The way it worked is that you would open a webpage, a contact card, a YouTube video, or a photograph, physically press the back of your phone against a friend’s device, wait for the distinct haptic buzz, and tap your screen to send the payload. It bypassed the tedious friction of pairing devices via Bluetooth menus or exchanging email addresses, making the act of digital sharing feel wonderfully tangible and immediate. The physical tap became a sort of secret handshake among early Android enthusiasts.

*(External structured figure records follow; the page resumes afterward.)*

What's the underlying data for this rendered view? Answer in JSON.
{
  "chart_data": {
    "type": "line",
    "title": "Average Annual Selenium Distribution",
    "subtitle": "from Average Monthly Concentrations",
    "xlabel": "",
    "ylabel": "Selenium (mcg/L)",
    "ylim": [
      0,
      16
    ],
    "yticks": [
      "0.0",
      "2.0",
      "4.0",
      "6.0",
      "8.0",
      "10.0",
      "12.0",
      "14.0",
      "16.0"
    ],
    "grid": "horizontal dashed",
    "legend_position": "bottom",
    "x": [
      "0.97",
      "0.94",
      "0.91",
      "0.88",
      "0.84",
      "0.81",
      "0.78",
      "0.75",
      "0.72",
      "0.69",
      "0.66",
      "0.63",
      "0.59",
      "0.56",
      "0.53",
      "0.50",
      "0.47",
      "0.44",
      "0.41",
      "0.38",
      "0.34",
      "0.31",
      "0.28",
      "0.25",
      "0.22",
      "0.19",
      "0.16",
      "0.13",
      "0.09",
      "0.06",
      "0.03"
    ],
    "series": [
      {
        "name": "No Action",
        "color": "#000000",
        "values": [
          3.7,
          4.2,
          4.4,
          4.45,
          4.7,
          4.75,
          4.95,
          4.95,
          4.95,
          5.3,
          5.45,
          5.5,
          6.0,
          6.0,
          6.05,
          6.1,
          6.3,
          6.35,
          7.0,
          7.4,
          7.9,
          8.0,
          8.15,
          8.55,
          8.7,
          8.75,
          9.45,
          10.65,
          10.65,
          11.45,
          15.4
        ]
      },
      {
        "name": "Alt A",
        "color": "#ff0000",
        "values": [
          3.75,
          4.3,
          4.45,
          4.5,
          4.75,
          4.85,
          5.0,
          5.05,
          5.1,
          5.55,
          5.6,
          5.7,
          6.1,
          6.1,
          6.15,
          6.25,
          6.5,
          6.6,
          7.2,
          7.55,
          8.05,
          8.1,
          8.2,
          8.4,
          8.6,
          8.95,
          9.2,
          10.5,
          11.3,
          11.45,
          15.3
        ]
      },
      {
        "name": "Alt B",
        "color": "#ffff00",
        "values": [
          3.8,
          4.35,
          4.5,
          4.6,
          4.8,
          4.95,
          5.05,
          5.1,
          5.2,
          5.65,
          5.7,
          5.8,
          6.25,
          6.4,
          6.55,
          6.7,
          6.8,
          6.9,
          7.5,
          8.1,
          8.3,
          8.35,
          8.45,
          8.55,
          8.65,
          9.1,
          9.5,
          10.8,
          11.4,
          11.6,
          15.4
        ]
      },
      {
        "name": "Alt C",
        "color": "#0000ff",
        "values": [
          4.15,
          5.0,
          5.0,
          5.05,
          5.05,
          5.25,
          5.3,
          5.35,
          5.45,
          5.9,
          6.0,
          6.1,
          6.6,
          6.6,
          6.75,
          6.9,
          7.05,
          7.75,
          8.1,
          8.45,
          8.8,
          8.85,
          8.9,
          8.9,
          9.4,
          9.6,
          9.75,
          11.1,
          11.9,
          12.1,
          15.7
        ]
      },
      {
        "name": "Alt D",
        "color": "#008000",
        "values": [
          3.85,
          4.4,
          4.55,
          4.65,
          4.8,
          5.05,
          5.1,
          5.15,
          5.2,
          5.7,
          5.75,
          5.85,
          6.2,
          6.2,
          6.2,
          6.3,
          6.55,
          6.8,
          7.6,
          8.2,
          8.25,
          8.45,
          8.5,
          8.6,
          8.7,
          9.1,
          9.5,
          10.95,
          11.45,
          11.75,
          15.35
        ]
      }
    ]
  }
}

However, the underlying system was inherently flawed in practical ways that ultimately doomed it. The primary issue was spatial precision. NFC chips have an incredibly short, highly localized range, meaning you had to rub the phones together in an awkward, exploratory dance to find the exact millimeter where the two sensors aligned, which varied wildly depending on the phone manufacturer. Additionally, while NFC was fantastic for transmitting tiny packets of data like a simple web link, it was agonizingly slow for transferring actual media files. Trying to send a high-resolution photo or a video clip over Beam was an exercise in extreme patience.

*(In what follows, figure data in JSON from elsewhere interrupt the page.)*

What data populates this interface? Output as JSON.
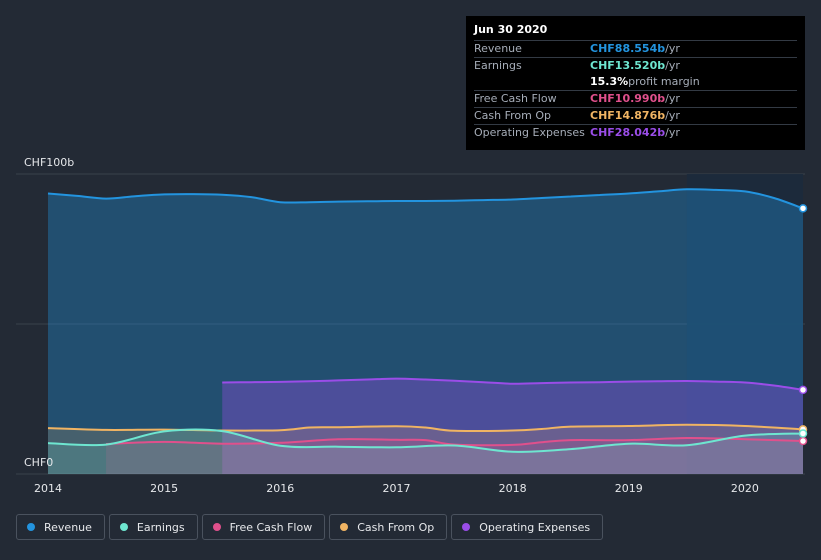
{
  "tooltip": {
    "date": "Jun 30 2020",
    "rows": [
      {
        "label": "Revenue",
        "value": "CHF88.554b",
        "unit": " /yr",
        "color": "#2394df"
      },
      {
        "label": "Earnings",
        "value": "CHF13.520b",
        "unit": " /yr",
        "color": "#6ee6d0"
      },
      {
        "label": "",
        "value": "15.3%",
        "unit": " profit margin",
        "color": "#ffffff"
      },
      {
        "label": "Free Cash Flow",
        "value": "CHF10.990b",
        "unit": " /yr",
        "color": "#e0508c"
      },
      {
        "label": "Cash From Op",
        "value": "CHF14.876b",
        "unit": " /yr",
        "color": "#f0b463"
      },
      {
        "label": "Operating Expenses",
        "value": "CHF28.042b",
        "unit": " /yr",
        "color": "#9a4de8"
      }
    ]
  },
  "legend": [
    {
      "label": "Revenue",
      "color": "#2394df"
    },
    {
      "label": "Earnings",
      "color": "#6ee6d0"
    },
    {
      "label": "Free Cash Flow",
      "color": "#e0508c"
    },
    {
      "label": "Cash From Op",
      "color": "#f0b463"
    },
    {
      "label": "Operating Expenses",
      "color": "#9a4de8"
    }
  ],
  "chart_data": {
    "type": "area",
    "y_top_label": "CHF100b",
    "y_bottom_label": "CHF0",
    "ylim": [
      0,
      100
    ],
    "xlim": [
      2014.0,
      2020.5
    ],
    "x_ticks": [
      2014,
      2015,
      2016,
      2017,
      2018,
      2019,
      2020
    ],
    "x_tick_labels": [
      "2014",
      "2015",
      "2016",
      "2017",
      "2018",
      "2019",
      "2020"
    ],
    "highlight_from": 2019.5,
    "series": [
      {
        "name": "Revenue",
        "color": "#2394df",
        "points": [
          [
            2014.0,
            93.5
          ],
          [
            2014.25,
            92.7
          ],
          [
            2014.5,
            91.8
          ],
          [
            2014.75,
            92.6
          ],
          [
            2015.0,
            93.2
          ],
          [
            2015.25,
            93.3
          ],
          [
            2015.5,
            93.1
          ],
          [
            2015.75,
            92.3
          ],
          [
            2016.0,
            90.6
          ],
          [
            2016.25,
            90.6
          ],
          [
            2016.5,
            90.8
          ],
          [
            2016.75,
            90.9
          ],
          [
            2017.0,
            91.0
          ],
          [
            2017.25,
            91.0
          ],
          [
            2017.5,
            91.1
          ],
          [
            2017.75,
            91.3
          ],
          [
            2018.0,
            91.5
          ],
          [
            2018.25,
            92.0
          ],
          [
            2018.5,
            92.5
          ],
          [
            2018.75,
            93.0
          ],
          [
            2019.0,
            93.5
          ],
          [
            2019.25,
            94.2
          ],
          [
            2019.5,
            94.9
          ],
          [
            2019.75,
            94.7
          ],
          [
            2020.0,
            94.2
          ],
          [
            2020.25,
            92.0
          ],
          [
            2020.5,
            88.554
          ]
        ]
      },
      {
        "name": "Operating Expenses",
        "color": "#9a4de8",
        "points": [
          [
            2015.5,
            30.5
          ],
          [
            2015.75,
            30.6
          ],
          [
            2016.0,
            30.7
          ],
          [
            2016.25,
            30.9
          ],
          [
            2016.5,
            31.2
          ],
          [
            2016.75,
            31.5
          ],
          [
            2017.0,
            31.8
          ],
          [
            2017.25,
            31.5
          ],
          [
            2017.5,
            31.1
          ],
          [
            2017.75,
            30.6
          ],
          [
            2018.0,
            30.1
          ],
          [
            2018.25,
            30.3
          ],
          [
            2018.5,
            30.5
          ],
          [
            2018.75,
            30.6
          ],
          [
            2019.0,
            30.8
          ],
          [
            2019.25,
            30.9
          ],
          [
            2019.5,
            31.0
          ],
          [
            2019.75,
            30.8
          ],
          [
            2020.0,
            30.5
          ],
          [
            2020.25,
            29.5
          ],
          [
            2020.5,
            28.042
          ]
        ]
      },
      {
        "name": "Cash From Op",
        "color": "#f0b463",
        "points": [
          [
            2014.0,
            15.3
          ],
          [
            2014.5,
            14.7
          ],
          [
            2015.0,
            14.8
          ],
          [
            2015.5,
            14.5
          ],
          [
            2016.0,
            14.6
          ],
          [
            2016.25,
            15.5
          ],
          [
            2016.5,
            15.6
          ],
          [
            2017.0,
            15.9
          ],
          [
            2017.25,
            15.5
          ],
          [
            2017.5,
            14.4
          ],
          [
            2018.0,
            14.5
          ],
          [
            2018.25,
            15.0
          ],
          [
            2018.5,
            15.8
          ],
          [
            2019.0,
            16.0
          ],
          [
            2019.5,
            16.4
          ],
          [
            2020.0,
            16.0
          ],
          [
            2020.5,
            14.876
          ]
        ]
      },
      {
        "name": "Free Cash Flow",
        "color": "#e0508c",
        "points": [
          [
            2014.5,
            10.0
          ],
          [
            2015.0,
            10.7
          ],
          [
            2015.5,
            10.1
          ],
          [
            2016.0,
            10.4
          ],
          [
            2016.5,
            11.6
          ],
          [
            2017.0,
            11.4
          ],
          [
            2017.25,
            11.3
          ],
          [
            2017.5,
            9.8
          ],
          [
            2018.0,
            9.7
          ],
          [
            2018.25,
            10.6
          ],
          [
            2018.5,
            11.3
          ],
          [
            2019.0,
            11.3
          ],
          [
            2019.5,
            12.0
          ],
          [
            2020.0,
            11.6
          ],
          [
            2020.5,
            10.99
          ]
        ]
      },
      {
        "name": "Earnings",
        "color": "#6ee6d0",
        "points": [
          [
            2014.0,
            10.3
          ],
          [
            2014.5,
            9.8
          ],
          [
            2015.0,
            14.2
          ],
          [
            2015.5,
            14.3
          ],
          [
            2016.0,
            9.4
          ],
          [
            2016.5,
            9.1
          ],
          [
            2017.0,
            8.9
          ],
          [
            2017.5,
            9.5
          ],
          [
            2018.0,
            7.4
          ],
          [
            2018.5,
            8.3
          ],
          [
            2019.0,
            10.1
          ],
          [
            2019.5,
            9.6
          ],
          [
            2020.0,
            12.8
          ],
          [
            2020.5,
            13.52
          ]
        ]
      }
    ]
  }
}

Google deprecated Android Beam in favor of modern iterations like Quick Share, which simply uses Bluetooth to negotiate a connection and Wi-Fi Direct to transfer massive files in seconds, eliminating both the awkward physical contact and the excruciating transfer times. But I would be down for a modern version of this. There’s a distinct charm to putting your phone together with someone else’s phone to share stuff. Apple waited years until people forgot about it to launch SharePlay, a similar tool in practice but that worked with modern features rather than old, slow NFC.
Project Tango
Way ahead of its time, and with way too many issues for today
Perhaps the most wildly ambitious and genuinely futuristic endeavor of this entire era was Google’s Project Tango. Announced in 2014, Tango was not merely a software feature, but a fundamentally new hardware paradigm designed to give mobile devices a human-like understanding of space and physical motion. Tango-enabled devices, like the experimental Lenovo Phab 2 Pro, were equipped with a dense array of specialized hardware, including a standard camera, a motion-tracking camera, and an infrared depth sensor. Working in tandem, these sensors allowed the device to track its own trajectory and map the physical environment in real-time, high-fidelity three-dimensional space without ever relying on GPS or external signals.
The implications were staggering. It represented true, spatially aware augmented reality years before the term became a mainstream industry buzzword. Users could instantly map the exact dimensions of a room, seamlessly drop life-sized virtual furniture into their actual living spaces, or play immersive games where digital characters hid behind physical couches.
Yet, the immense physical demands of Project Tango were its ultimate undoing. The specialized multi-lens sensor array was incredibly expensive to manufacture, physically bulky, and consumed enormous amounts of processing power, often causing the devices to overheat rapidly during extended use.
Ultimately, the rapid advancement of computer vision software algorithms made the dedicated hardware completely obsolete. Engineers realized they could achieve highly accurate environmental mapping and tracking using just a single standard smartphone camera lens paired with sophisticated machine learning. Project Tango was shuttered, but its pioneering hardware spirit directly paved the way for the accessible, software-driven augmented reality ecosystem that runs flawlessly on billions of ordinary smartphones today.